The activists, however, say that ordinary people reading these statistics will misunderstand them.

"When people see a study that says a 44 percent reduction in mortality, that does not mean that [for] an individual who has a mammogram and breast cancer is found . . . just having a mammogram reduced her risk of dying by 44 percent," says Brenner, who was first diagnosed with breast cancer in 1993.

It's true that a mammography itself does not influence a person's survival rate once the cancer is detected.

It's also true that breast cancers differ biologically from one patient to another, with some cancers being particularly aggressive and others being less vigorous, but it's not clear how this is related to screening and detection.

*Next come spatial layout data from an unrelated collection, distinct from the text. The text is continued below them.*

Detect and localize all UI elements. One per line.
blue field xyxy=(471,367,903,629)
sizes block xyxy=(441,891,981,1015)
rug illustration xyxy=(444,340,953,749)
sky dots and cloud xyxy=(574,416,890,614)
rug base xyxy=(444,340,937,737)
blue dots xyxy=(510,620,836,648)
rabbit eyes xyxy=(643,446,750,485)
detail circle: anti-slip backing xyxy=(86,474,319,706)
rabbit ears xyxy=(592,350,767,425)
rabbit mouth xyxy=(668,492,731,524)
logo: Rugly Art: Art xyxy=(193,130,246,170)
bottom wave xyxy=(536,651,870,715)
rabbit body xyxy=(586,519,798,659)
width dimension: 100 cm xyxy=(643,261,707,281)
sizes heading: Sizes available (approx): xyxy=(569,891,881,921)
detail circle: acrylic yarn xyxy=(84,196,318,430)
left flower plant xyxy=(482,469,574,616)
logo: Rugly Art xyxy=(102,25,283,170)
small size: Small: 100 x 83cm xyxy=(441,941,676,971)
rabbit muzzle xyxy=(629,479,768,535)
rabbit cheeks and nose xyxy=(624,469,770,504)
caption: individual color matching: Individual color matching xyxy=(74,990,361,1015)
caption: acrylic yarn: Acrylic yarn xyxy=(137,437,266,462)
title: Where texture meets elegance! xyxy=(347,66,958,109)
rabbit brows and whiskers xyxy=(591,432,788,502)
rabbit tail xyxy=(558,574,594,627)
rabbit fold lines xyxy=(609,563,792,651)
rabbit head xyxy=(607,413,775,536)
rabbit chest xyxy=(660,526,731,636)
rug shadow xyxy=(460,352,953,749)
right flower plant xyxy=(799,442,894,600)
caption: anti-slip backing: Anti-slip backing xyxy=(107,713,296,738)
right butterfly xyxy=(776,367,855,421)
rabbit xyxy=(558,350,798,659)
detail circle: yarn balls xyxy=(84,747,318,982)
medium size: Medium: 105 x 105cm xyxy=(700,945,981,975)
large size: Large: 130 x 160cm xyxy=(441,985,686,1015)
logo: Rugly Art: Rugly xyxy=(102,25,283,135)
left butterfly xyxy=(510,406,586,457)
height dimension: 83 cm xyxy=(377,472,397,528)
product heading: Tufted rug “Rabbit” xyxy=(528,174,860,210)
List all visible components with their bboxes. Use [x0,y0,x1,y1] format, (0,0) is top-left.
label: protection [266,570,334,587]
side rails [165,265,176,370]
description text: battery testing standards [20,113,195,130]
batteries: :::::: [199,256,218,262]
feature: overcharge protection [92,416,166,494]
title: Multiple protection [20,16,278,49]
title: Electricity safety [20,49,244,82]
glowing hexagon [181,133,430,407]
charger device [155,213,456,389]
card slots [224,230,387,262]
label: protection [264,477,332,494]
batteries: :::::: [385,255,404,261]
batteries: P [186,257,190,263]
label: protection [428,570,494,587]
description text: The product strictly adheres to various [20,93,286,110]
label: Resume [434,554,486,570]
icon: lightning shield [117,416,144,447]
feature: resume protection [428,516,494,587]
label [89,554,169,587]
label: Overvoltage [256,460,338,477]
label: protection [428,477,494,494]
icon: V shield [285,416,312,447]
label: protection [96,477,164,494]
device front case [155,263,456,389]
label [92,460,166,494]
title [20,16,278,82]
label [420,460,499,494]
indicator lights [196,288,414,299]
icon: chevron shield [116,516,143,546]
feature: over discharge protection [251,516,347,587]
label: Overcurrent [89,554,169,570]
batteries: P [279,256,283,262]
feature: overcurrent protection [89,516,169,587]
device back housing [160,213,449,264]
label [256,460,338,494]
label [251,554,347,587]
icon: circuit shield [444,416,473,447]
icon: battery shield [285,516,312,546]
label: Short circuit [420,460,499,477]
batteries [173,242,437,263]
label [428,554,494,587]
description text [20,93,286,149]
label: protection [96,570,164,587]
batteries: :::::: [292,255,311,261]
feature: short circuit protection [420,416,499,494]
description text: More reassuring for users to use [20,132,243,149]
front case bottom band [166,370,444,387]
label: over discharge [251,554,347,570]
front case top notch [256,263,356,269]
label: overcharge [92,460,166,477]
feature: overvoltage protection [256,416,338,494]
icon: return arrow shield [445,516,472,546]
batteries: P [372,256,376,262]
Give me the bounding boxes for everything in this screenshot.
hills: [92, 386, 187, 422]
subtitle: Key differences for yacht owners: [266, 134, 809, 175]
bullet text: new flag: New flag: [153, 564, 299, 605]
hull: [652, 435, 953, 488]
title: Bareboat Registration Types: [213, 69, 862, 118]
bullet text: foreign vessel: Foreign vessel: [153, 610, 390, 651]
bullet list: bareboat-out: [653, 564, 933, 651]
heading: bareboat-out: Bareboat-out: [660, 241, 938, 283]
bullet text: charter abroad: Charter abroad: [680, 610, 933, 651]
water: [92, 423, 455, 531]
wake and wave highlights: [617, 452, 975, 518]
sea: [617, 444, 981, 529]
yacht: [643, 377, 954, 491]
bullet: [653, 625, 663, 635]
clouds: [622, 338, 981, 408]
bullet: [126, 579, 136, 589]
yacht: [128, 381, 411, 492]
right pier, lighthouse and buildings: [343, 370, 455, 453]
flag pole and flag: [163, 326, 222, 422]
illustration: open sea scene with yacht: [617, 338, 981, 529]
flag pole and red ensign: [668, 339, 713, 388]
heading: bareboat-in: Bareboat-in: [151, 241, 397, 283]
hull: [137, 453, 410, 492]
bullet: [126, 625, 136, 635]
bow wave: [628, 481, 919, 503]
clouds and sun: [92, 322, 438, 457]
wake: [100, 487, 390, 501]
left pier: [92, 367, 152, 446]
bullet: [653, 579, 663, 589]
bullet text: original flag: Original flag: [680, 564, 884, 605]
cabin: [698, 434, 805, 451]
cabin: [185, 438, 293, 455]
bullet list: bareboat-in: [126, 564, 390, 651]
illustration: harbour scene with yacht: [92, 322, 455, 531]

Finding a cancer early does improve a patient's prognosis, doctors say.

It also impacts what kind of treatment course to follow, points out Dr. Paul Tartter, associate professor of surgery at Columbia University College of Physicians and Surgeons in New York City.

If the tumor is big, many women will have to undergo a mastectomy followed by a complicated regimen of chemotherapy. A smaller tumor may require a lumpectomy -- a less radical operation than a mastectomy -- and less chemo.

For the activists, however, all this attention on mammography only obscures the "real" issues.

"We are seeking more effective and less toxic treatments for everyone, with a particular focus on more effective treatments for women who are not helped by what is currently available," Brenner says. "Mammography is so far from perfect. We can't use it to ignore what's going on in [the] body."